Decision time for Erdoğan after U.S. guilty verdict in Iran sanctions case
A guilty verdict handed down by a U.S. court against a senior Turkish banker presents President Recep Tayyip Erdoğan with the biggest political challenge he has faced since an attempted military coup in Turkey 18 months ago.
The verdict against Mehmet Hakan Atilla, deputy chief executive of state-run Halkbank, on counts of fraud and a conspiracy to evade U.S. sanctions on Iran, threatens to put Erdoğan in direct confrontation with U.S. regulators, including the U.S. Treasury, who are now considering whether to levy fines against Halkbank that could run into billions of dollars.
The stakes could not be higher - how Erdoğan handles proceedings from now on could have serious consequences for both Turkey’s banks and the economy as a whole.
Erdoğan, who habitually uses political brinkmanship, victimhood and populist outbursts to solidify his power base, would be well advised to step back and cooperate with U.S. authorities, including the Treasury, as they ascertain how Halkbank may have been complicit in the scheme.

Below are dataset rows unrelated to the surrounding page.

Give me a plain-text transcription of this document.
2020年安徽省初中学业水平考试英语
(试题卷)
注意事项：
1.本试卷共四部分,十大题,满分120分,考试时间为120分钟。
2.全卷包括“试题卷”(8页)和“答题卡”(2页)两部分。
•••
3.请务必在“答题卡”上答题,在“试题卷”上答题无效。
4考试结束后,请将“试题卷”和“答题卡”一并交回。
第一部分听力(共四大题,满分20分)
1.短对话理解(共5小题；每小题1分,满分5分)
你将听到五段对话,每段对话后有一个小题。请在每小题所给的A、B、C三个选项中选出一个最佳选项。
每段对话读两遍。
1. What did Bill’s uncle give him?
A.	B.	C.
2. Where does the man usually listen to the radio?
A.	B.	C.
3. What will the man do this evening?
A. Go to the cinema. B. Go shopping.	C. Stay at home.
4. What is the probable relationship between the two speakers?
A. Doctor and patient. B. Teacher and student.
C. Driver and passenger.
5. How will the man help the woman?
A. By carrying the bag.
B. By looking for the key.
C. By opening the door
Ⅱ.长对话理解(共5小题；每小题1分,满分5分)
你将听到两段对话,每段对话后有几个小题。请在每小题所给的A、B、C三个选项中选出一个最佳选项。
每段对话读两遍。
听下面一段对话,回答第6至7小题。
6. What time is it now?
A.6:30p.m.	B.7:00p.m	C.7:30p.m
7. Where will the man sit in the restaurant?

The Turkish president has thus far characterised the case against Atilla as a direct attack on his government and the nation itself. On Thursday, his spokesman, Ibrahim Kalın, described the jury’s verdict as “a scandalous decision of a scandalous case”. The Turkish Foreign Ministry issued a statement saying the trial amounted to interference in Turkey’s internal affairs.

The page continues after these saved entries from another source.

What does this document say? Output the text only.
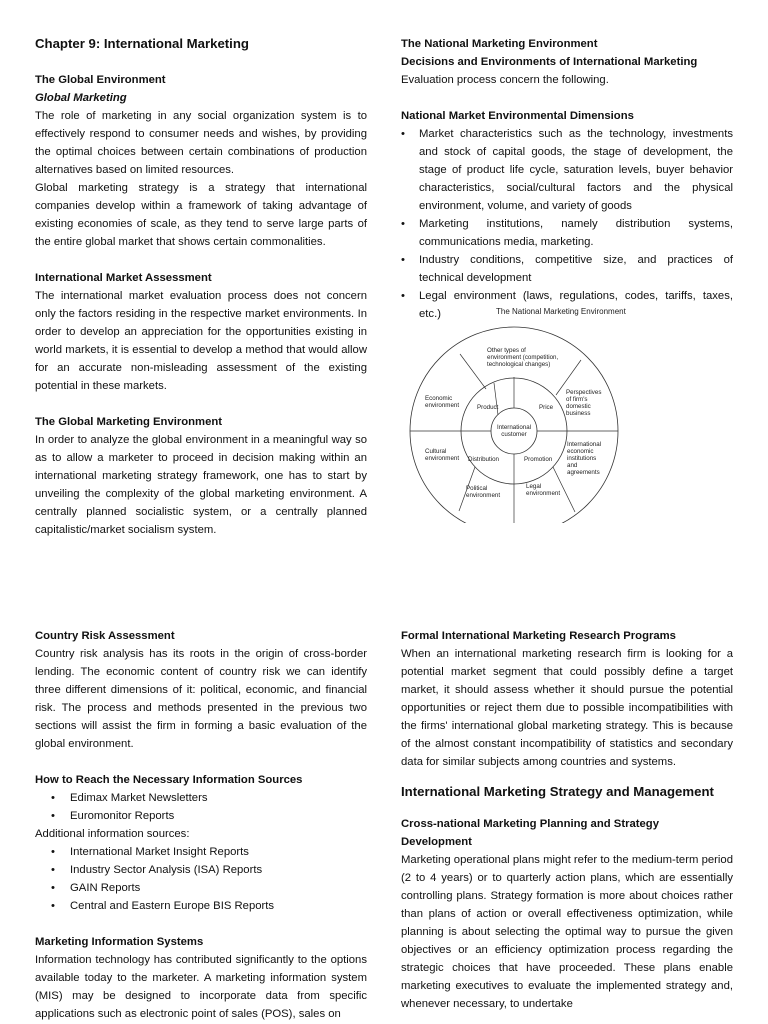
Chapter 9: International Marketing
The Global Environment
Global Marketing

The role of marketing in any social organization system is to effectively respond to consumer needs and wishes, by providing the optimal choices between certain combinations of production alternatives based on limited resources.

Global marketing strategy is a strategy that international companies develop within a framework of taking advantage of existing economies of scale, as they tend to serve large parts of the entire global market that shows certain commonalities.

International Market Assessment

The international market evaluation process does not concern only the factors residing in the respective market environments. In order to develop an appreciation for the opportunities existing in world markets, it is essential to develop a method that would allow for an accurate non-misleading assessment of the existing potential in these markets.

The Global Marketing Environment

In order to analyze the global environment in a meaningful way so as to allow a marketer to proceed in decision making within an international marketing strategy framework, one has to start by unveiling the complexity of the global marketing environment. A centrally planned socialistic system, or a centrally planned capitalistic/market socialism system.

The National Marketing Environment
Decisions and Environments of International Marketing

Evaluation process concern the following.

National Market Environmental Dimensions
• Market characteristics such as the technology, investments and stock of capital goods, the stage of development, the stage of product life cycle, saturation levels, buyer behavior characteristics, social/cultural factors and the physical environment, volume, and variety of goods
• Marketing institutions, namely distribution systems, communications media, marketing.
• Industry conditions, competitive size, and practices of technical development
• Legal environment (laws, regulations, codes, tariffs, taxes, etc.)	The National Marketing Environment
Other types of
environment (competition,
technological changes)
Economic
environment
Perspectives
of firm's
domestic
business
Cultural
environment
International
economic
institutions
and
agreements
Political
environment
Legal
environment
Product	Price
Distribution	Promotion
International
customer
Country Risk Assessment

Country risk analysis has its roots in the origin of cross-border lending. The economic content of country risk we can identify three different dimensions of it: political, economic, and financial risk. The process and methods presented in the previous two sections will assist the firm in forming a basic evaluation of the global environment.

How to Reach the Necessary Information Sources
• Edimax Market Newsletters
• Euromonitor Reports
Additional information sources:
• International Market Insight Reports
• Industry Sector Analysis (ISA) Reports
• GAIN Reports
• Central and Eastern Europe BIS Reports
Marketing Information Systems

Information technology has contributed significantly to the options available today to the marketer. A marketing information system (MIS) may be designed to incorporate data from specific applications such as electronic point of sales (POS), sales on

Formal International Marketing Research Programs

When an international marketing research firm is looking for a potential market segment that could possibly define a target market, it should assess whether it should pursue the potential opportunities or reject them due to possible incompatibilities with the firms' international global marketing strategy. This is because of the almost constant incompatibility of statistics and secondary data for similar subjects among countries and systems.

International Marketing Strategy and Management
Cross-national Marketing Planning and Strategy Development

Marketing operational plans might refer to the medium-term period (2 to 4 years) or to quarterly action plans, which are essentially controlling plans. Strategy formation is more about choices rather than plans of action or overall effectiveness optimization, while planning is about selecting the optimal way to pursue the given objectives or an efficiency optimization process regarding the strategic choices that have proceeded. These plans enable marketing executives to evaluate the implemented strategy and, whenever necessary, to undertake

Bekir Bozdağ, Turkey’s justice minister, went a step further, accusing the CIA and FBI of complicity with the Fethullahist Terrorist Organization, a government designation for the Fethullah Gülen movement, which Erdoğan blames for masterminding a failed coup in 2016. The U.S. prosecution has brought witnesses and evidence in the trial from a probe of government corruption in 2013 that Erdoğan says was carried out on Gülen’s instructions.
As well as fines, U.S. regulators have a variety of sanctions at their disposal. Historically, and especially in cases of sanctions busting, penalties have been high, as has a requirement of admittance of guilt on behalf of transgressors. BNP Paribas was forced to pay $8.9 billion in May 2015 by a U.S. judge for violating sanctions against Iran, Cuba and Sudan. It accepted full responsibility and agreed to enhance its compliance procedures.

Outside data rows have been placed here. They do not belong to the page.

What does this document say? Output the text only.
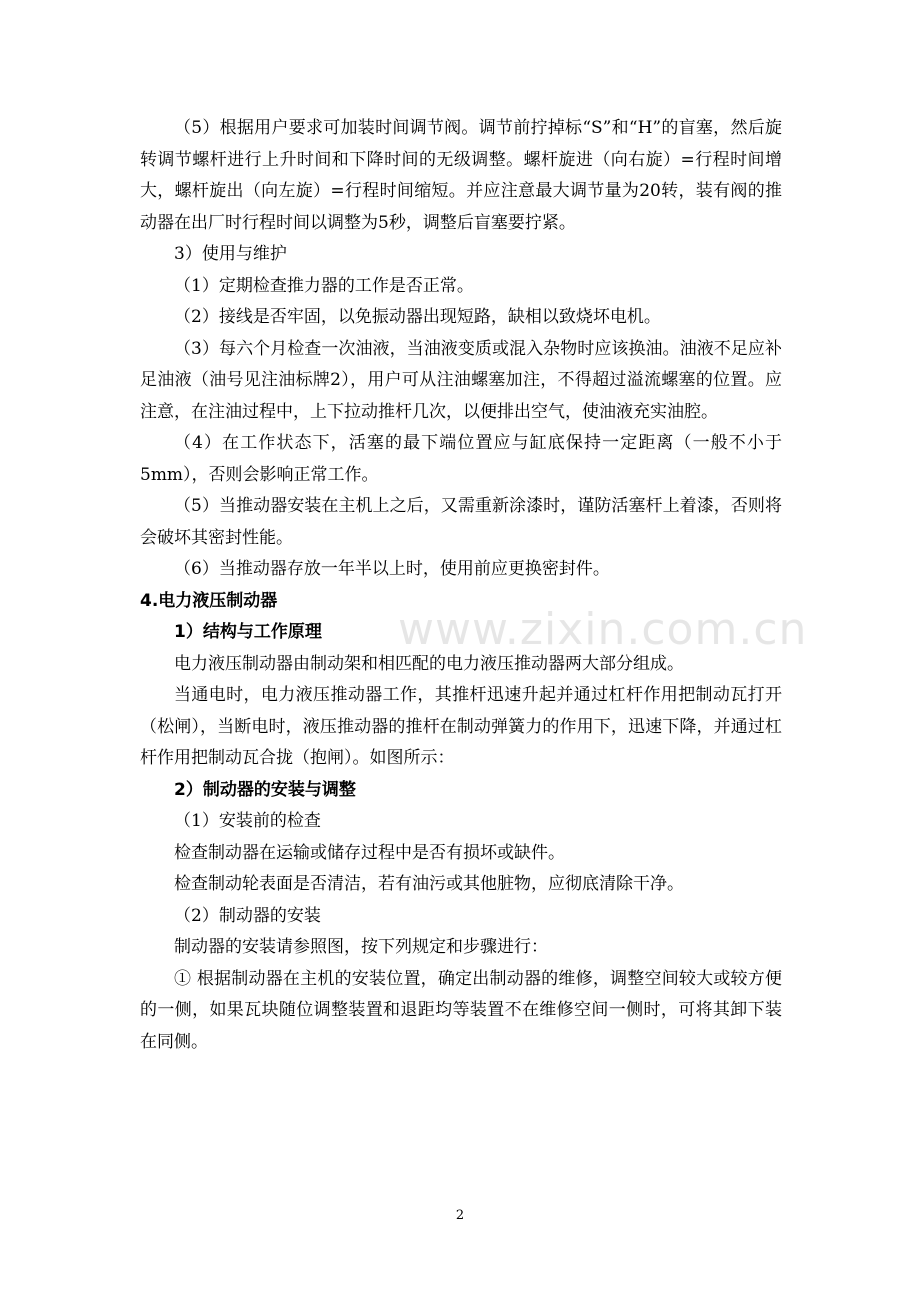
（5）根据用户要求可加装时间调节阀。调节前拧掉标“S”和“H”的盲塞，然后旋转调节螺杆进行上升时间和下降时间的无级调整。螺杆旋进（向右旋）=行程时间增大，螺杆旋出（向左旋）=行程时间缩短。并应注意最大调节量为20转，装有阀的推动器在出厂时行程时间以调整为5秒，调整后盲塞要拧紧。

3）使用与维护

（1）定期检查推力器的工作是否正常。

（2）接线是否牢固，以免振动器出现短路，缺相以致烧坏电机。

（3）每六个月检查一次油液，当油液变质或混入杂物时应该换油。油液不足应补足油液（油号见注油标牌2），用户可从注油螺塞加注，不得超过溢流螺塞的位置。应注意，在注油过程中，上下拉动推杆几次，以便排出空气，使油液充实油腔。

（4）在工作状态下，活塞的最下端位置应与缸底保持一定距离（一般不小于5mm），否则会影响正常工作。

（5）当推动器安装在主机上之后，又需重新涂漆时，谨防活塞杆上着漆，否则将会破坏其密封性能。

（6）当推动器存放一年半以上时，使用前应更换密封件。

4.电力液压制动器

1）结构与工作原理

电力液压制动器由制动架和相匹配的电力液压推动器两大部分组成。

当通电时，电力液压推动器工作，其推杆迅速升起并通过杠杆作用把制动瓦打开（松闸），当断电时，液压推动器的推杆在制动弹簧力的作用下，迅速下降，并通过杠杆作用把制动瓦合拢（抱闸）。如图所示：

2）制动器的安装与调整

（1）安装前的检查

检查制动器在运输或储存过程中是否有损坏或缺件。

检查制动轮表面是否清洁，若有油污或其他脏物，应彻底清除干净。

（2）制动器的安装

制动器的安装请参照图，按下列规定和步骤进行：

① 根据制动器在主机的安装位置，确定出制动器的维修，调整空间较大或较方便的一侧，如果瓦块随位调整装置和退距均等装置不在维修空间一侧时，可将其卸下装在同侧。

www.zixin.com.cn
2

Failure to comply can result in the banishment of a bank from the U.S. financial system and, in extreme cases, the blacklisting of individuals and financial institutions in a country from which the crimes occurred.
Evidence in the case not only alleges that Atilla and other bankers helped Iran funnel billions of dollars through the U.S. banking system. Iranian-Turkish gold trader Reza Zarrab - defendant turned state’s witness at the trial - said that Erdoğan and his ministers were fully aware the scheme.
So Erdoğan’s continued condemnation of the case is not only a direct challenge to U.S. authorities considering the level of possible sanctions against Halkbank, but could conceivably encourage them to widen the scope of their enquiries, potentially ensnaring other more senior Turkish officials in financial crime.
But a climb-down might be difficult for Erdoğan to stomach. Behind the Turkish leader’s vociferous rhetoric is not only the desire for domestic popularity and power. Erdoğan has very real ambitions to be the prime spokesman and advocate for Muslims throughout the Middle East. Anti-Western language is a key element of his strategy to lift his status.
Therefore further confrontation with the United States, even with the resultant economic and political repercussions for Turkey, could be difficult to avoid.
In a perhaps ill advised move this week, Erdoğan and Iranian President Hassan Rouhani, agreed to deepen economic cooperation and, more specifically, in the banking sector. Such moves could also anger U.S. President Donald Trump, who sees Iran as a foe the U.S. must deal with.
On Friday, Erdoğan again lambasted the court ruling saying “if this is America’s understanding of justice, then the world is in trouble.”
In a statement to the Istanbul Stock Exchange, Halkbank said it had complied with international banking regulations and was not a party to the charges aired in the U.S. trial.
But Joon Kim, the prosecuting U.S. attorney in the case, issued a blunt warning at the trial’s conclusion: “Foreign banks and bankers have a choice: You can choose wilfully to help Iran and other sanctioned nations evade U.S. law, or you can choose to be part of the international banking community transacting in U.S. dollars.”
Kim’s statement suggests that a swift response may be forthcoming from the U.S. Treasury Department’s Office of Foreign Assets Control, which is empowered to enforce the nation’s sanctions laws.